Startups must embrace social media and visual marketing phenomena such as selfies and Vines or risk being left behind
Charles Darwin once theorised “it is not the strongest of the species that survives, nor the most intelligent (...) It is the one that is most adaptable to change.” It’s a saying that could define the successes or failures of today’s smallest and biggest brands. In a world where social media is dictating our lives, it has never been so important for our small businesses to keep up with the zeitgeist or risk being left behind.
As new social media platforms and trends have developed, so has an attention deficit disorder amongst us all. Consumers no longer want to watch long promotional videos or read in-depth content. Quick, concise and quirky marketing techniques are the only way to capture the audience before they move on to the next shiny object, which is a mere mouse click away.
Fortunately for brands, there are plenty of social media formats and trends that they can take advantage of to make their marketing campaigns engaging and fun, whilst still reaching out to a huge audience.
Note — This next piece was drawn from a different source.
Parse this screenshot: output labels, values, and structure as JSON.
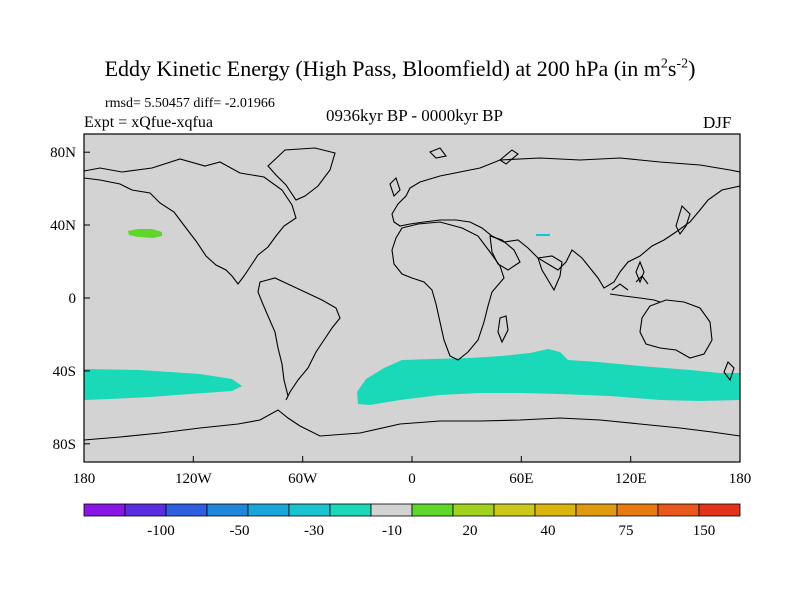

Platforms such as Vine, InstaVideo and Snapchat have helped to transform the marketing world, while trends such as selfies are so ingrained into our society that it would be foolish for businesses not to take advantage.
“The whole lesson that came from Twitter is how do we speak in a concise manner and how do we get across a concise message?” explains Rachel Adams, social media manager at O2. “Things such as Vine and InstaVideo really help businesses shape their proposition and what they’re trying to say by forcing them to say it in a short space of time.”
And while the ‘cool’ status of these hip new technologies may have given social media marketing a boost, the stats speak for themselves: Cisco expects that by 2017 video will account for 69% of consumer internet traffic, more than four times as much as regular web browsing and email. We’ve also seen how effective selfies are – so popular the word was added to the Oxford English Dictionary last year. And let’s not forget the no make-up selfie hashtag that raised more than £8m in just six days for Cancer Research UK. With HTC reporting that over 51% of people in the UK have taken a selfie, there’s clearly an opportunity for businesses to capitalise on such social media trends.
But with lower budgets and smaller audiences there is a question whether this is really something that’s feasible for SMEs to pursue. A+C Studios, an animation company, has used Vine successfully to help market its brand, and have just started publishing a new series of fun InstaVideos to explain what the company is all about. “I think it’s feasible,” says Dan Richards, director of A+C Studios. “If you do a TV commercial you need a big film crew lots of expensive equipment and lots of permission. But to do a Vine or InstaVideo, all you need is a mobile phone. It only takes a few minutes to set up the shot and post it online.”
It really is as easy as one, two, three. Technology has evened the playing field for big businesses and small businesses. Tapping into these platforms and trends takes no time at all. Starting a selfie campaign is as simple as uploading a photo and a hash tag, while starting a Vine or InstaVideo campaign just takes a few well thought out shots before editing, something easily done on a tablet or mobile with just a few clicks.
These social trends all have a common trait: they appeal to a broad and young audience. This means that brands must not only think about how to promote themselves but also how to make a quirky and entertaining campaign that will be able to get the most possible shares.
To get the best from Vine and InstaVideo A+C believes they must be fun and engaging, a lucid change from the promotional marketing of yesteryear. “The way social media really works is that you’re producing content that people want to watch and ideally people are going to share,” says Richards. “If we create something that we laugh at, hopefully our audience is going to laugh at it and the friends of our audience are going to laugh at it. The whole point for us is to get people associating cool and funny with A+C Studios.”
Nevertheless these campaigns still need to be thought out. It’s all well and good uploading a funny video, but consumers must be able to relate the video to your brand. Knowing your audience and tapping into relevant discussions is important to running a successful visual campaign. Simon Baldwin, consultant at Destination CMS, has used successful selfie campaigns to encourage a more interactive relationship between retailers and consumers. “The trick is to understand your audience and the message you’re trying to get out – don’t just put out content for content’s sake,” says Baldwin. “If you are putting things out that have a relevance to your audience then your campaign will work because they will like it, they will become advocates, they will become loyal and your messages will definitely get shared.”
Many SMEs may be dubious about starting such a campaign but its ease of use really does make it worth it. “I don’t really think that there’s a business that couldn’t benefit,” concludes Richards.